La Côte d'Ivoire renforce son programme de modernisation du système de santé avec un financement de 124,979 milliards francs CFA accordé par l'Association internationale de développement, guichet concessionnel du Groupe de la Banque mondiale. Réuni le mercredi 1er juillet 2026 à Abidjan Plateau, le Gouvernement a ratifié trois accords signés le 14 mai 2026, comprenant deux dons d'un montant global de 25 millions de dollars, soit 13,979 milliards franc CFA, ainsi qu'un prêt concessionnel de 169,5 millions d'euros, représentant un peu plus de 111 milliards francs CFA. Ces ressources financeront la deuxième phase du Programme d'approche multiphases consacré à la santé, à la nutrition et au développement de la petite enfance. Selon le porte-parole du Gouvernement, Amadou Coulibaly, ce programme vise à améliorer la disponibilité et la qualité des services de santé, tout en renforçant les interventions en faveur des femmes, des enfants et des populations vulnérables. Cette nouvelle phase accompagne la mise en œuvre du Pacte Santé lancé par les autorités ivoiriennes pour moderniser durablement le système sanitaire.

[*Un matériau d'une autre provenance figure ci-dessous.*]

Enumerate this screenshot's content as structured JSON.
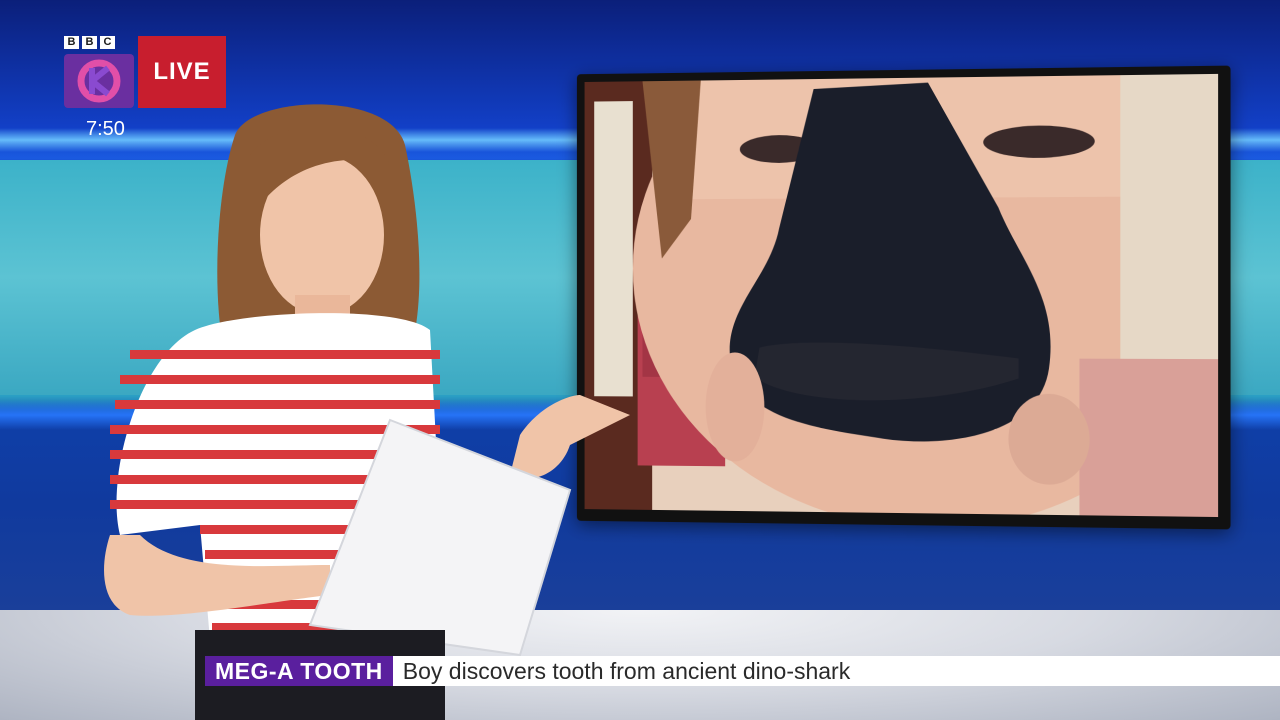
{
  "branding": {
    "network_letters": [
      "B",
      "B",
      "C"
    ],
    "channel_icon": "cbbc-logo-icon",
    "live_label": "LIVE"
  },
  "clock": {
    "time": "7:50"
  },
  "ticker": {
    "tag": "MEG-A TOOTH",
    "headline": "Boy discovers tooth from ancient dino-shark"
  },
  "colors": {
    "live_red": "#c81e2e",
    "ticker_purple": "#5a1f9e",
    "channel_purple": "#6a2fa0",
    "studio_teal": "#3cb2c9"
  }
}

Un investissement au service du capital humain
Les ressources mobilisées permettront de consolider la Couverture maladie universelle afin d'élargir l'accès aux soins, de construire une nouvelle antenne de l'Institut national de formation des agents de santé pour répondre aux besoins croissants en personnel qualifié, d'améliorer la disponibilité des produits de santé essentiels grâce au renforcement des capacités de stockage et de transport, ainsi que de développer les interventions communautaires consacrées à la nutrition, à la stimulation précoce, à l'alimentation des jeunes enfants et à leur apprentissage. Au-delà des infrastructures, ce financement répond à un enjeu de développement humain. La Banque mondiale estime que les investissements réalisés durant les premières années de vie figurent parmi les plus rentables pour un pays en raison de leurs effets durables sur la santé, les performances scolaires et la productivité future. L'UNICEF rappelle également que la malnutrition demeure l'une des principales causes de décès chez les enfants de moins de cinq ans et qu'elle freine leur développement cognitif.
Pour la Côte d'Ivoire, cette deuxième phase constitue ainsi une opportunité de consolider les réformes engagées dans le secteur de la santé, d'améliorer les indicateurs de nutrition, de renforcer les compétences des professionnels de santé et de soutenir la constitution d'un capital humain indispensable à la croissance économique et au développement industriel du pays.